Obviously, this is doomed to failure, and results in follow-up emails, texts, IM, phone calls and hallway conversations that question the recipient’s work ethic and/or communications links (e.g. “Didn’t you get my email?”).
There needs to be a simple set of rules or guidelines that is common to everyone in your organization that lays out what the immediacy requirement is, given a certain tool.
For example, should email require a response within 5 minutes, 5 hours or 5 days? Should you be able to send someone an IM and have them drop everything they’re doing in order to respond to you? Of course, different personalities will have different, sometimes strong, opinions as to what the ‘correct’ response is. It doesn’t matter; your *organization* should ensure everyone follows the same guidelines. More or less. And yes, there are exceptions for everything.
Tools/Vectors and the Immediacy Spectrum
What follows is my personal take on what the *spectrum* of immediacy is and what comm tools would fit the bill.
From least to most immediate:
Email: Depending on the content, immediacy requirements on emails should be counted in days, quite possibly weeks at some organizations. Email is appropriate for the longer-format memo-styled comm.
Persistent Group Chat (e.g.: Slack/Hipchat/private IRC): This is the tool type that I hinted at earlier. It is in some use already across the corporate world, but one that more organizations would do well to adopt. It is excellent for chatter that larger groups may need to see and/or refer to later on. Unless you’ve directly addressed another person (e.g. @john) or required that people monitor certain rooms/channels, this should also be counted in days.
Instant Messenger (IM): Here we start getting into minutes between responses, although many organizations treat it unconsciously as an immediate comm channel. Don’t. You already have a few other methods for that. An additional use case may be as a ‘insert and forget’ type messaging system especially for those recipients who are more apt to read and respond to IMs (vs emails or group chat).
SMS/Test messages: A close follow-up to phone/video calls. Useful if you can’t reach someone on the phone.

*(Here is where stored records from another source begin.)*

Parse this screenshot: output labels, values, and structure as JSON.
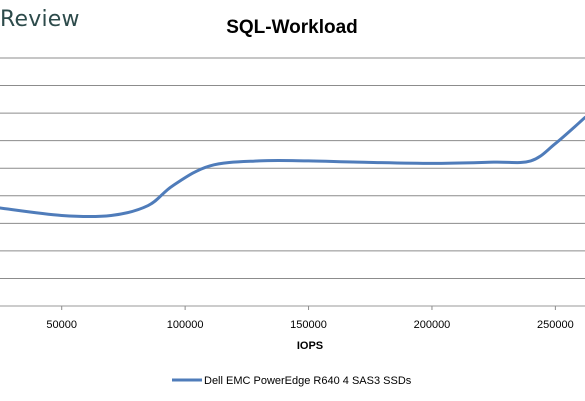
{
  "brand": {
    "text": "Review"
  },
  "chart_data": {
    "type": "line",
    "title": "SQL-Workload",
    "xlabel": "IOPS",
    "ylabel": "",
    "xlim": [
      25000,
      262000
    ],
    "ylim": [
      0,
      10
    ],
    "x_ticks": [
      50000,
      100000,
      150000,
      200000,
      250000
    ],
    "y_gridlines": 10,
    "y_tick_labels_visible": false,
    "grid": true,
    "legend_position": "bottom",
    "series": [
      {
        "name": "Dell EMC PowerEdge R640 4 SAS3 SSDs",
        "color": "#4f7cba",
        "x": [
          25000,
          50000,
          70000,
          85000,
          95000,
          110000,
          130000,
          150000,
          170000,
          200000,
          225000,
          240000,
          250000,
          262000
        ],
        "y": [
          3.95,
          3.65,
          3.65,
          4.05,
          4.85,
          5.65,
          5.85,
          5.85,
          5.8,
          5.75,
          5.8,
          5.85,
          6.55,
          7.6
        ]
      }
    ]
  }
}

Phone or video calls: These should preferably be scheduled in advance, but completely on the table for emergency-type situations. If you want to get more granular, video would precede phone calls.
In person: while true that this is not electronic, it should always be considered as a possible means of communication. Sometimes nothing else works as well, as non-verbal communication is what humans use predominantly.
Additional Points to Consider
Communication != documentation. In other words, don’t regard a series of IMs or even an email thread as documentation. If it should be documented, put it into your agreed-upon central store of docs (e.g. a wiki, a knowledge base, etc.).
Email is used in an intrusive, interruptive manner. Ideally, you should only check it a handful of times per day, but corporate cultures everywhere has turned email into an always-on, must-respond-now monster that sucks up time and productivity. Let me repeat: email should not be considered an immediate form of communication. Verbal communication is.
Incidentally, when your people start talking about their overflowing inboxes and unread messages, either it’s a sign that email is failing you as a communications tool and/or they have too much work on their plates.
Lastly, before you shoot off your next email or IM, choose your immediacy requirement (or rather your immediacy desire), and then pick your form of communication wisely. The second step is to stick to it. Don’t follow up that communication with another one minutes later (e.g. an IM to say you just sent an email). This is inefficient and worse, annoying to the recipient.
Set your expectations correctly, and remember that you can’t reach everyone all the time!